In 2018, Attorney Scott Rafferty sent a ‘threat letter’ to the WCCUSD demanding that they convert from At-Large elections for the Board of Education to Ward Elections.
In his letter, Attorney Rafferty wrote “In 2001, the Legislature determined that the use of at-large elections (by cities and districts that are characterized by racially polarized voting) dilutes the influence of minority voting blocs. The CVRA created a private right of action to require the jurisdiction to elect its governing body from single-member districts.”
Many of our neighbors have embraced the concept that they can only be represented by someone that looks like them and Attorney Rafferty is laughing all the way to the bank because of this.
He insists that minorities can’t get elected to school boards and city councils unless we have elections wards that are set up based on the ethnicity of the residents (NOT the voters—just the residents).
The WCCUSD has one African American, three Latinas and one white person. The Richmond City Council has four African Americans, one Asian and one Latino (six minorities out of six seats) yet Attorney Rafferty insisted that we needed this change in the electoral process.
Make no mistake that his efforts had less to do with social equity and ensuring a diverse elected body as it did with lining his pockets.
Just for sending the letter, the courts have stipulated that the ‘purveyors of social justice’ are entitled to $30,000 just for submitting an invoice. When the WCCUSD challenged his demand letter, before they caved Attorney Rafferty had rung up a $318,000 bill. This was money taken directly out of the classrooms and put into his bulging pockets.
The requirements of this legislation require the demographers to use data from the latest census—2010. Whether it is the WCCUSD or the City of Richmond, this data is so old and inaccurate that it’s beyond laughable.
Both entities asked Attorney Rafferty for an extension to make the change using the most current data after the 2020 census but his pockets felt lonely and he demanded that the changes be made then and there.
Once of the many problems with this model is that it looks at residents of an electoral ward. But residents don’t elect their representatives—VOTERS elect their representatives. School age children can’t vote. Non-citizens can’t vote. Many of our formerly incarcerated neighbors can’t vote.
The legislation requires that each ward is drawn with approximately the same number of residents but when we look at how many registered voters are included in each of the five electoral wards drafted for the WCCUSD, the numbers show a dramatic disparity.
For instance, Ward 3 has been created to enfranchise Latinos so they’ll have a better chance of being represented by one of their own. This is the northwest section of Richmond and San Pablo. Ward 5 was created so the more affluent residents of Point Richmond, the Marina, the Richmond Annex and El Cerrito north to McBryde Avenue could also be represented by someone who have similar interests.
Both are supposed to be of nearly equal populations but according to Political Data, Inc (a well respected political data firm), Ward 3 has 16,966 registered voters while Ward 5 has 34,900 registered voters—less than half as many.
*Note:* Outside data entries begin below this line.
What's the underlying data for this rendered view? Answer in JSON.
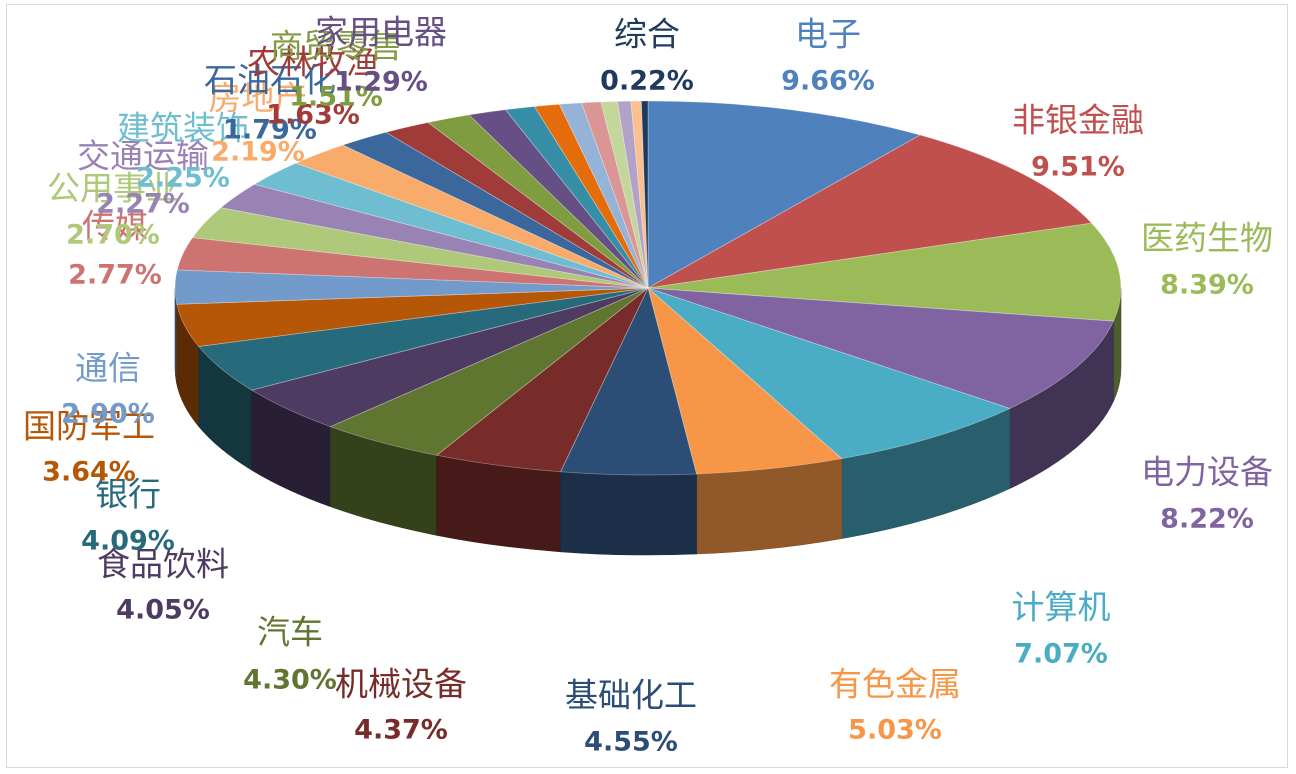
{
  "chart_data": {
    "type": "pie",
    "style": "3d-exploded-tilted",
    "title": "",
    "slices": [
      {
        "label": "电子",
        "value_label": "9.66%",
        "value": 9.66,
        "color": "#4F81BD"
      },
      {
        "label": "非银金融",
        "value_label": "9.51%",
        "value": 9.51,
        "color": "#C0504D"
      },
      {
        "label": "医药生物",
        "value_label": "8.39%",
        "value": 8.39,
        "color": "#9BBB59"
      },
      {
        "label": "电力设备",
        "value_label": "8.22%",
        "value": 8.22,
        "color": "#8064A2"
      },
      {
        "label": "计算机",
        "value_label": "7.07%",
        "value": 7.07,
        "color": "#4BACC6"
      },
      {
        "label": "有色金属",
        "value_label": "5.03%",
        "value": 5.03,
        "color": "#F79646"
      },
      {
        "label": "基础化工",
        "value_label": "4.55%",
        "value": 4.55,
        "color": "#2C4D75"
      },
      {
        "label": "机械设备",
        "value_label": "4.37%",
        "value": 4.37,
        "color": "#772C2A"
      },
      {
        "label": "汽车",
        "value_label": "4.30%",
        "value": 4.3,
        "color": "#5F7530"
      },
      {
        "label": "食品饮料",
        "value_label": "4.05%",
        "value": 4.05,
        "color": "#4D3B62"
      },
      {
        "label": "银行",
        "value_label": "4.09%",
        "value": 4.09,
        "color": "#276A7C"
      },
      {
        "label": "国防军工",
        "value_label": "3.64%",
        "value": 3.64,
        "color": "#B65708"
      },
      {
        "label": "通信",
        "value_label": "2.90%",
        "value": 2.9,
        "color": "#729ACA"
      },
      {
        "label": "传媒",
        "value_label": "2.77%",
        "value": 2.77,
        "color": "#CD7371"
      },
      {
        "label": "公用事业",
        "value_label": "2.70%",
        "value": 2.7,
        "color": "#AFC97A"
      },
      {
        "label": "交通运输",
        "value_label": "2.27%",
        "value": 2.27,
        "color": "#9983B5"
      },
      {
        "label": "建筑装饰",
        "value_label": "2.25%",
        "value": 2.25,
        "color": "#6FBDD1"
      },
      {
        "label": "房地产",
        "value_label": "2.19%",
        "value": 2.19,
        "color": "#F9AB6B"
      },
      {
        "label": "石油石化",
        "value_label": "1.79%",
        "value": 1.79,
        "color": "#3A679C"
      },
      {
        "label": "农林牧渔",
        "value_label": "1.63%",
        "value": 1.63,
        "color": "#9F3B38"
      },
      {
        "label": "商贸零售",
        "value_label": "1.51%",
        "value": 1.51,
        "color": "#7F9C40"
      },
      {
        "label": "家用电器",
        "value_label": "1.29%",
        "value": 1.29,
        "color": "#664F84"
      },
      {
        "label": "",
        "value_label": "",
        "value": 1.0,
        "color": "#358EA6"
      },
      {
        "label": "",
        "value_label": "",
        "value": 0.85,
        "color": "#E46C0A"
      },
      {
        "label": "",
        "value_label": "",
        "value": 0.75,
        "color": "#95B3D7"
      },
      {
        "label": "",
        "value_label": "",
        "value": 0.65,
        "color": "#D99694"
      },
      {
        "label": "",
        "value_label": "",
        "value": 0.55,
        "color": "#C3D69B"
      },
      {
        "label": "",
        "value_label": "",
        "value": 0.45,
        "color": "#B3A2C7"
      },
      {
        "label": "",
        "value_label": "",
        "value": 0.35,
        "color": "#FAC090"
      },
      {
        "label": "综合",
        "value_label": "0.22%",
        "value": 0.22,
        "color": "#1F3A5C"
      }
    ]
  }
}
One of the stated reasons for breaking up the District into smaller wards is that the cost of campaigning when there are fewer voters to campaign to will make it easier for the less affluent to run for office.
But in this case.it will cost twice as much in Ward 5 as it would in Ward 3!
When campaigning, a candidate wouldn’t necessarily send a mailer to each registered voter. Instead, the mailer would be sent to each residence where a registered voter resides.
As in the difference between the number of registered voters, there’s s significant difference in the number of residences with registered. Ward 3 has 9,050 residences with at least one registered voter while Ward 5 has 19,230—a 112% increase.
Between printing and postage sending a simple postcard just informing recipients that a candidate is on the ballot in Ward 5 can cost more than $15,000!
Had Attorney Rafferty truly been interested in social justice, wouldn’t it make sense that he would make every effort to ensure that the electoral wards were drawn to be as fair and equitable as possible?